Terminal Ileal Adenocarcinoma as a cause of Gastrointestinal Bleeding
- 1. Department of Gastroenterology and Endoscopy, San Angel Inn Patriotismo, Mexico
- 2. Department of Gastroenterolgy and Endoscopy, Regional Hospital of Oaxaca, Mexico
Citation
Sanchez X, Santiago JE (2021) Terminal Ileal Adenocarcinoma as a cause of Gastrointestinal Bleeding. JSM Gastroenterol Hepatol 8(1): 1100.
CLINICAL IMAGE
A 71-year-old woman, with history of chronic ingestion of non-steroidal anti-inflammatory drugs previously diagnosed with osteoporosis, currently under treatment with calcium and vitamin D.
On April 2018 patient started with gastrointestinal bleeding characterized by melena, abdominal pain, and low Hemoglobin levels up to 6.4 g / dl. An endoscopy was performed, which reported Forrest III prepyloric ulcer. 2 units of red blood cells were transfused and omeprazole and sucralfate started as oral treatment.
On May 2018, patient starts with rectal bleeding; an anoscopy was schedule and bleeding hemorrhoids were diagnosed; rubber band ligation was performed.
On February 2019, patient starts once more with abdominal pain, adding to the symptoms asthenia, adynamia, lower hemoglobin levels up to 7.5 gr/dl, with positive fecal occult blood test. Patient underwent a new endoscopy without finding the apparent cause of the bleeding so a colonoscopy was scheduled and reported as normal.

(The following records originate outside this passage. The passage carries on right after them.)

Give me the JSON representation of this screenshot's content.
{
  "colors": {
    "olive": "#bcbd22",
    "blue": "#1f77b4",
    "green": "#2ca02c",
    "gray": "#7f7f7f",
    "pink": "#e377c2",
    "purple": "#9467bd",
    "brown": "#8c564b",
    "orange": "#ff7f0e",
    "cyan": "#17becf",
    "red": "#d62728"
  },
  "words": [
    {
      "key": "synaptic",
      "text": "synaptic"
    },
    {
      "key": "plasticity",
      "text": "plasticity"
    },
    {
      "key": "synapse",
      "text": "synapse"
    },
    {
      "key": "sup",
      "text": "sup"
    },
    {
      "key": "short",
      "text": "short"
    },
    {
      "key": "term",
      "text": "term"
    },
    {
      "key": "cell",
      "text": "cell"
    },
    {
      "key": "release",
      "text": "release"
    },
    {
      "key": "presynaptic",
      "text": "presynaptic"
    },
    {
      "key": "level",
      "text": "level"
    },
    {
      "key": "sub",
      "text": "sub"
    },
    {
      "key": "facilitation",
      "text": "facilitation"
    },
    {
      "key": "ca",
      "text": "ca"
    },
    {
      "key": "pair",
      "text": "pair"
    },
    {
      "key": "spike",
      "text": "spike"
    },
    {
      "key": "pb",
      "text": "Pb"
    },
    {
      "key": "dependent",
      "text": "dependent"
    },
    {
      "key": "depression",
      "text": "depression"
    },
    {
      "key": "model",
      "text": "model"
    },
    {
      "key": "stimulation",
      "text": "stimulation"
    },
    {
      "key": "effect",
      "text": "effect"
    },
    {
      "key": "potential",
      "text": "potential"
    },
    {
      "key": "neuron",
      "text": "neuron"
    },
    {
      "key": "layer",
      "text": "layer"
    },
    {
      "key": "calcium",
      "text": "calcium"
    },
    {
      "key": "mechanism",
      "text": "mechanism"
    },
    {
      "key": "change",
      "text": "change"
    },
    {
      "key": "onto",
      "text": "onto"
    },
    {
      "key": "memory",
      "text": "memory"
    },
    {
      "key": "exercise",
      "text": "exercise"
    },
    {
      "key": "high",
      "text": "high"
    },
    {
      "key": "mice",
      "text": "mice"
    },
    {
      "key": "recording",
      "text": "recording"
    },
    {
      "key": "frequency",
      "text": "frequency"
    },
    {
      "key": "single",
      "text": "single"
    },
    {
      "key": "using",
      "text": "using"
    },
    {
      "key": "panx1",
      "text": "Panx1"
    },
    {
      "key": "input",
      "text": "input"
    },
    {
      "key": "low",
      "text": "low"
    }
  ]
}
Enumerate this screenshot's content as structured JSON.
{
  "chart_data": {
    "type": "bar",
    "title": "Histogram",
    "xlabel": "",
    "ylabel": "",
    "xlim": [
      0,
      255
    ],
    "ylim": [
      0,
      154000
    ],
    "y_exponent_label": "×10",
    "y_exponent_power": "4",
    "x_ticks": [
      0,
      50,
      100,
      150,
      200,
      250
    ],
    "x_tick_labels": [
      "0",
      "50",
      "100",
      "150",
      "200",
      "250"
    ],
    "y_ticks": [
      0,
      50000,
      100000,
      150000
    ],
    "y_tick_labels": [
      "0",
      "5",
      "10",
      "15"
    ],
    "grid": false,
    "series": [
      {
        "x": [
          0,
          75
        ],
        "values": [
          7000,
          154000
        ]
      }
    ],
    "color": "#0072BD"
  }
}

At that point it was decided to undergo endoscopic capsule protocol to rule out small bowel hemorrhage (Figure 1) which reported enteropathy of the jejunum and ileum, probably secondary to non-steroidal anti-inflammatory drugs; at the level of terminal ileum; an ulcerated lesion with submucosal appearance was found, etiology still to be determined.
A double balloon enteroscopy was performed (Figure 2), and showed an exophytic lesion, with a polypoid appearance of 25mm, ulcerated, with stigmata of recent hemorrhage at the level of the terminal ileum (70 centimeters from the ileocecal valve), an attempt was made to infiltrate and performed a thermal loop resection, however the base didn’t raised; surgery was schedule.
An enteral-enteral anastomosis Intestinal resection was performed, pathology demonstrated a 25?mm poorly differentiated mucinous adenocarcinoma of the terminal ileum with free margins lesion.
Primary small bowel malignancy is unusual and accounts for 1-3% of all gastrointestinal tract neoplasmsv [1]. Adenocarcinoma is one of the most common histologic types, but its frequency decreases with more distal locations. The most common location for small bowel adenocarcinoma is in the duodenum (57%), followed by the jejunum (29%) and the ileum (10%) [2].
Current options for diagnosing small bowel diseases include push enteroscopy, capsule endoscopy, doble balloon enteroscopy, Single balloon enteroscopy, and intraoperative enteroscopy. Capsule endoscopy can be recommended as the first investigation for obscure gastrointestinal bleeding, if necessary, followed by doble balloon esteroscopy [3] Most small bowel tumors are detected during work-up for obscure gastrointestinal bleeding or iron-deficiency anemia, the clinical manifestations of small bowel tumor, unfortunately, tend to be very nonspecific, and this can delay the diagnosis, especially in the early stages [4].